Paul Reichenbachs Donnerstag, der 22. Februar 2007. Die Stunde.

Alles hat seine Zeit und jegliches Vornehmen unter dem Himmel seine Stunde.
Geborenwerden hat seine Zeit, und Sterben hat seine Zeit;
Pflanzen hat seine Zeit, und Gepflanztes ausreißen hat seine Zeit.
Töten hat seine Zeit, und Heilen hat seine Zeit;
Zerstören hat seine Zeit, und Bauen hat seine Zeit.
Weinen hat seine Zeit, und Lachen hat seine Zeit;
Klagen hat seine Zeit, und Tanzen hat seine Zeit…
(Prediger 3, 1-11)

An einem Vormittag, herrlicher Sonnenschein taucht die Stadt, ihre Straßen, das holprige Pflaster, ihre Häuser, Balkone, Fenster und Türen, in ein mildes Licht. Die Luft reine Seide. Ruß und Dreck, der sonst den Einwohnern die Atmung stocken lässt, scheint wie weggeblasen. Paul sitzt am Schreibtisch. Er wird bald zur Arbeit müssen. Mittelschicht. In einer Stunde fährt sein Zug. Der Säugling schon im Wagen, gut eingepackt, lallt und grunzt vor sich hin. Der Junge ist jetzt 6 Monate alt und hat sich, obwohl 8 Wochen zu früh geboren, prächtig entwickelt. Seine Mutter in der Küche, das dunkle, lange Haar fest zu einem dicken Zopf gebunden, bereitet das Brot für den Vater. Akribisch und liebevoll bestreicht sie eine schwarze Scheibe mit Butter, legt, dünn geschnitten, Salami auf und bedeckt sie mit Weißbrot. Ich habe dir heute Stullen gemacht, wie Rheinländer sie essen, ruft sie fröhlich durch die offene Tür. Irgendwer muss ihr einmal erzählt haben, dass im Rheinland Brot, schwarz und weiß gedeckelt, gegessen wird.
Die Eltern des Jungen müssen haushalten. Sie, Akademikerin, ist arbeitslos, hat ihren Job verloren als sie heirateten und er verdient wenig. Wenn sie, Frau X., den Mann ehelichen, können sie bei uns nicht mehr in verantwortlicher Position arbeiten, hatte man ihr Monate vorher gesagt. Sie lachte und spottete darüber und ahnte nicht, dass sie niemals wieder eine Stelle in ihrem Beruf finden würde.
Es wurde Zeit zu gehen. Gemeinsam tragen sie den Kleinen im Kinderwagen 4 Treppen hinunter. Die Frau will bei diesem schönen Wetter zum Fluss. An der Haustür verabschieden sie sich. Paul sieht ihnen nach, dreht sich um und geht in Richtung Bahnhof, als ihn ein Mann mit seinem Namen anspricht. Ein Auto hält neben ihnen, zwei Männer springen plötzlich herzu, eine Tür wird geöffnet und ein Dritter zerrt ihn auf den Rücksitz. Handschellen klicken. Alles braucht seine Zeit. Die Stunde war gekommen.
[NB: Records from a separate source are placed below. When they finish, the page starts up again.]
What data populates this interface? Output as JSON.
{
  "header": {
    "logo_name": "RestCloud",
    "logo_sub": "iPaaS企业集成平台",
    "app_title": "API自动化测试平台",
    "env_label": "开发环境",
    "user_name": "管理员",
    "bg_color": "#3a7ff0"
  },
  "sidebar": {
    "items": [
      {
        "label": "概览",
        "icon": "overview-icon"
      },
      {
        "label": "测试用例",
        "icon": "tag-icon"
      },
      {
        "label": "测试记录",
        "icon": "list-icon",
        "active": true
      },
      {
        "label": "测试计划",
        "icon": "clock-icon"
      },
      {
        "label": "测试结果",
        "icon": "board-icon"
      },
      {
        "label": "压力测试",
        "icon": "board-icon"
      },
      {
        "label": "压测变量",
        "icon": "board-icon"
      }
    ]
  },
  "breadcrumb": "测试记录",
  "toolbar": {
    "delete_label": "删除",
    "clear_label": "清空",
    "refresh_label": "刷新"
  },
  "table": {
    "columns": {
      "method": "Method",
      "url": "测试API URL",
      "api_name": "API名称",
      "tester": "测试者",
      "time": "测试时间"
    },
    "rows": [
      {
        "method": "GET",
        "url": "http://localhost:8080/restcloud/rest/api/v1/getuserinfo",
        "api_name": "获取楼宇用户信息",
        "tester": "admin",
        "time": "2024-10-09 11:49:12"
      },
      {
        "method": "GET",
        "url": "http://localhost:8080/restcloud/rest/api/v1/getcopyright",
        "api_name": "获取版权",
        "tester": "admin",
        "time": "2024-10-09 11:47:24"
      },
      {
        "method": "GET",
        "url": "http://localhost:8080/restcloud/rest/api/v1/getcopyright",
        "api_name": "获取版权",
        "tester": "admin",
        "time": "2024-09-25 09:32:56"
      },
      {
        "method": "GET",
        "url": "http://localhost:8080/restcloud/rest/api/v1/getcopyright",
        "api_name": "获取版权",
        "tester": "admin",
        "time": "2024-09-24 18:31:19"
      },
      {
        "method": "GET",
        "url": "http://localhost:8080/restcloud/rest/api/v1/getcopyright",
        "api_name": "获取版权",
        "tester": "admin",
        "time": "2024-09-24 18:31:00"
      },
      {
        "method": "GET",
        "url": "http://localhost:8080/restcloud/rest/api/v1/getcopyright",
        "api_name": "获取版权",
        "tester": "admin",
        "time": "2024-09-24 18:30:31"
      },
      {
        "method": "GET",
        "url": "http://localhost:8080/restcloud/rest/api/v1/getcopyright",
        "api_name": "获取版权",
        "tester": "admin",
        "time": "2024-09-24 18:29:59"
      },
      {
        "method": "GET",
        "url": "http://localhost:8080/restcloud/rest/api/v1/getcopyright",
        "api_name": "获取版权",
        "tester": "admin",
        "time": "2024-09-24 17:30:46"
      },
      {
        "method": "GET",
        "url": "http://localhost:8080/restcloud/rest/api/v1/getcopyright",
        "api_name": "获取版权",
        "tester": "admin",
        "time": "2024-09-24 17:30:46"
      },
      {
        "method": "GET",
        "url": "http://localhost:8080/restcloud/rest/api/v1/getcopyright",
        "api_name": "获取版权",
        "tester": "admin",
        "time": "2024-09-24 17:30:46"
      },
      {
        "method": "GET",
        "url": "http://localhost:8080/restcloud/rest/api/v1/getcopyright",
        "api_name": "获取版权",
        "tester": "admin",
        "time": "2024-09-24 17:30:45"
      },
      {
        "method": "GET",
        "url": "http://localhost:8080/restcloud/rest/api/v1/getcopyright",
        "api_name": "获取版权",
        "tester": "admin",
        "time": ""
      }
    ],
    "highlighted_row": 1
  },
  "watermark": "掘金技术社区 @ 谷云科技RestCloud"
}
2 thoughts on “Paul Reichenbachs Donnerstag, der 22. Februar 2007. Die Stunde.

  1. Nasenlängen. Lieber Paul,
    in den letzten Tagen hast Du in Deinen Tagebucheinträgen mein Leben, ungenau zwar, zu Deinem gemacht. Du erzählst meine Geschichten, als wären sie Dir geschehen. Ich will daran nicht herumkritteln. Manches ist Kitsch, gut das Leben ist oft kitschig, ich sehe es dir nach. Aber „Luft wie Seide“ und der Prediger sind als Bilder total verbraucht. Da vieles heutzutage austausch- und verwechselbar ist, kann auch unser beider Leben changieren. Avatare eines Dritten sind wir. Gefangen im Hirn eines Einzelnen, der meint uns wie Marionetten, nur weil wir ihm entsprangen, behandeln zu müssen. Insofern ist Dein Schlüpfen in meine Biografie, auch wenn Du Dir dessen noch nicht bewusst bist, bei allen Schnitzern, die Dir dabei unterlaufen sind (nie war mir eine gewissenloseVirilität zu eigen!), Subversion und Aufstand gegen unseren Schöpfer. Und deswegen Paul, – lüge weiter wahrhaft, was das Zeug hält, denn eine Nase kann er nicht wachsen lassen, – findest Du mich an Deiner Seite. Unbedingt. Wer wen dann eine lange Nase zeigen wird, ist für mich heute schon erwiesen. Mach weiter !

    Herzlich Dein montgelas

    Sprachlos>>>>>>

    .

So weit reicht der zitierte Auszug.